Borden, who has done voiceovers over the years for Boston Children’s Hospital, Vanderbilt University Health Center, Liberty Mutual, and others said it was an honor to work on this project.
“It’s always fun to work with Joe, because he consistently comes up with huge ideas,” she said. “When he first showed me the idea for an ad with three former presidents, I thought, ‘amazing idea, will never happen.’ But it did. … I certainly never thought I would get to share 60 seconds with three former presidents!”
Borden, an advertising professor at Boston University, invited Berkeley to guest-lecture in her class last semester.
“When he showed my students this commercial, it completely changed their view of what was possible for them to do in advertising,” she said.
Depending on the project, Berkeley works as a writer, creative director, photographer, producer, director, and/or editor. Since he started Joe Berkeley LLC in 2014, he has collaborated with dozens of agencies, clients, publishers, and production companies to create “great advertising, content, and editorial work” in addition to having articles on a variety of topics published in The Boston Globe, Sailing World, Newport This Week, Hemmings Classic Car Magazine, and in online publications.
Berkeley is also administrator of the popular “Humans of Nantasket Beach” Facebook page, which has about 6,750 subscribers.
He explained the history behind why he started it in 2015. “I have spent my entire life trying to create brand images for products that may or may not better humanity and felt that Hull’s image could use improvement.
“The Hull I saw through my own eyes was far superior to the Hull that I saw portrayed in mainstream media outside of our borders,” Berkeley said. “Hull always got a bad rap, and I wanted to put my [camera] lens on people and places in town that I thought were beautiful but were for the most part going unnoticed.”
Berkeley quoted a saying to the effect that one picture leads to the next, “but for that to work, you have to take a picture.

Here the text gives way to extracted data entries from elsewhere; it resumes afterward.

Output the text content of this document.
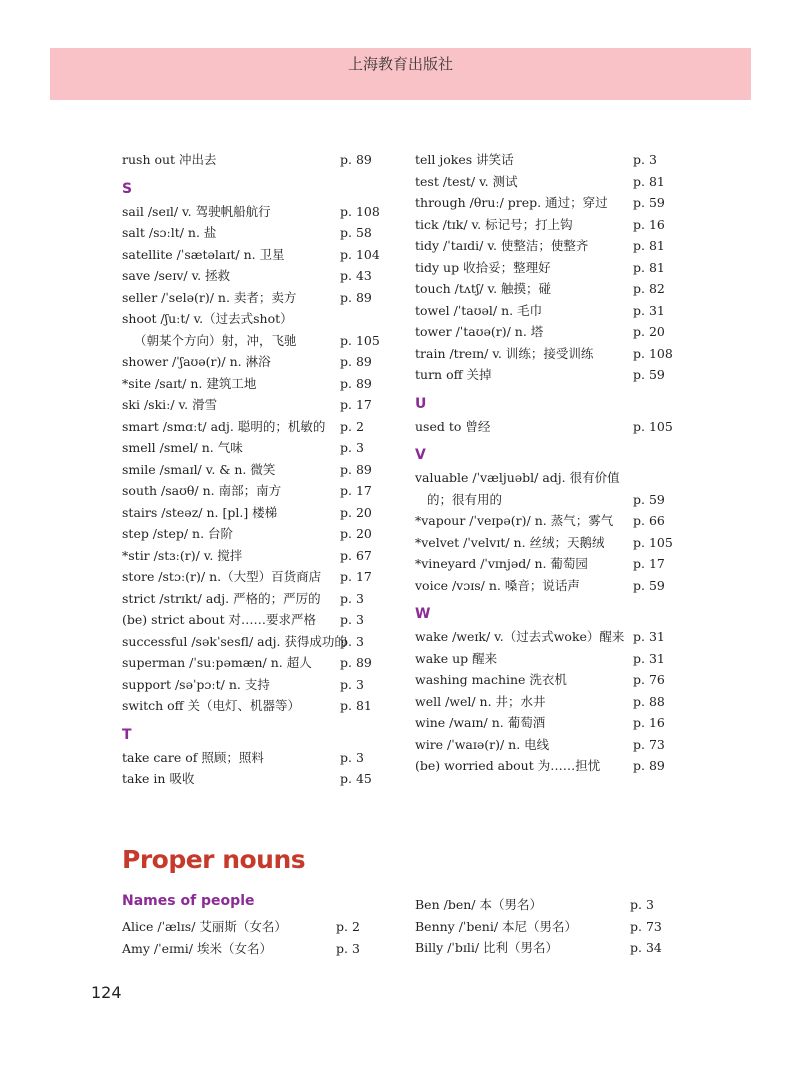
上海教育出版社
rush out 冲出去	p. 89
S
sail /seɪl/ v. 驾驶帆船航行	p. 108
salt /sɔːlt/ n. 盐	p. 58
satellite /ˈsætəlaɪt/ n. 卫星	p. 104
save /seɪv/ v. 拯救	p. 43
seller /ˈselə(r)/ n. 卖者；卖方	p. 89
shoot /ʃuːt/ v.（过去式shot）
（朝某个方向）射，冲，飞驰	p. 105
shower /ˈʃaʊə(r)/ n. 淋浴	p. 89
*site /saɪt/ n. 建筑工地	p. 89
ski /skiː/ v. 滑雪	p. 17
smart /smɑːt/ adj. 聪明的；机敏的 p. 2
smell /smel/ n. 气味	p. 3
smile /smaɪl/ v. & n. 微笑	p. 89
south /saʊθ/ n. 南部；南方	p. 17
stairs /steəz/ n. [pl.] 楼梯	p. 20
step /step/ n. 台阶	p. 20
*stir /stɜː(r)/ v. 搅拌	p. 67
store /stɔː(r)/ n.（大型）百货商店 p. 17
strict /strɪkt/ adj. 严格的；严厉的 p. 3
(be) strict about 对……要求严格 p. 3
successful /səkˈsesfl/ adj. 获得成功的
p. 3
superman /ˈsuːpəmæn/ n. 超人 p. 89
support /səˈpɔːt/ n. 支持	p. 3
switch off 关（电灯、机器等）	p. 81
T
take care of 照顾；照料	p. 3
take in 吸收	p. 45
tell jokes 讲笑话	p. 3
test /test/ v. 测试	p. 81
through /θruː/ prep. 通过；穿过 p. 59
tick /tɪk/ v. 标记号；打上钩	p. 16
tidy /ˈtaɪdi/ v. 使整洁；使整齐	p. 81
tidy up 收拾妥；整理好	p. 81
touch /tʌtʃ/ v. 触摸；碰	p. 82
towel /ˈtaʊəl/ n. 毛巾	p. 31
tower /ˈtaʊə(r)/ n. 塔	p. 20
train /treɪn/ v. 训练；接受训练	p. 108
turn off 关掉	p. 59
U
used to 曾经	p. 105
V
valuable /ˈvæljuəbl/ adj. 很有价值
的；很有用的	p. 59
*vapour /ˈveɪpə(r)/ n. 蒸气；雾气 p. 66
*velvet /ˈvelvɪt/ n. 丝绒；天鹅绒 p. 105
*vineyard /ˈvɪnjəd/ n. 葡萄园	p. 17
voice /vɔɪs/ n. 嗓音；说话声	p. 59
W
wake /weɪk/ v.（过去式woke）醒来 p. 31
wake up 醒来	p. 31
washing machine 洗衣机	p. 76
well /wel/ n. 井；水井	p. 88
wine /waɪn/ n. 葡萄酒	p. 16
wire /ˈwaɪə(r)/ n. 电线	p. 73
(be) worried about 为……担忧	p. 89
Proper nouns
Names of people
Alice /ˈælɪs/ 艾丽斯（女名）	p. 2
Amy /ˈeɪmi/ 埃米（女名）	p. 3
Ben /ben/ 本（男名）	p. 3
Benny /ˈbeni/ 本尼（男名）	p. 73
Billy /ˈbɪli/ 比利（男名）	p. 34
124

Memory is a very powerful force, but if your only one of Hull is from visiting Paragon Park during the summer of 1950 and eating saltwater taffy, then maybe it’s time to somehow move forward beyond that recollection,” he said. “Paragon Park is not coming back, and while memories and traditions are great, we need to focus on the opportunities for the future in Hull. I think we’re heading in the right direction.” Some of Berkeley’s most loyal “Humans” subscribers are former residents who moved away “and miss and love Hull very much.”
Through his photography for “Humans,” Berkeley has met many interesting residents, lobster boat captains, and others from diverse backgrounds. He developed an interest in photography as an adult. “I took a course in high school in New York City, but my camera got stolen,” he recalled.
When he started his own company, the need for photography skills became apparent. “My clients expected me to do more with less, so I had to do more than just write. While I learned photography out of necessity, it’s been a good journey,” he said. “I had a lot of fun recently photographing Mac Jones, a quarterback for the New England Patriots.”
Joe Berkeley LLC offers a range of services, from headshots of individuals to television campaigns for the Olympics.
Looking back, Berkeley moved to Hull from New York City in 1997. “I had always wanted to live here, and when I got a job offer in Boston that was my chance to move to Hull, and I took it. It’s an interesting place with a lot of creative people.”
What he enjoys most about living in town is the access to the ocean. “Hull is an incredible place to live and play, and the light is so sublime,” he said. “Sometimes I’ll be eating breakfast at 4 a.m. and look up during the pre-dawn hour, and the view is so beautiful that I grab my camera and go running out of the house. The amazing light for me in Hull is before dawn.”
Berkeley shares his late mother’s philosophy in life – to choose happiness. “If you just sit like a bump on a log, nothing will happen, but if you give [life] a shot, something good could happen,” he said.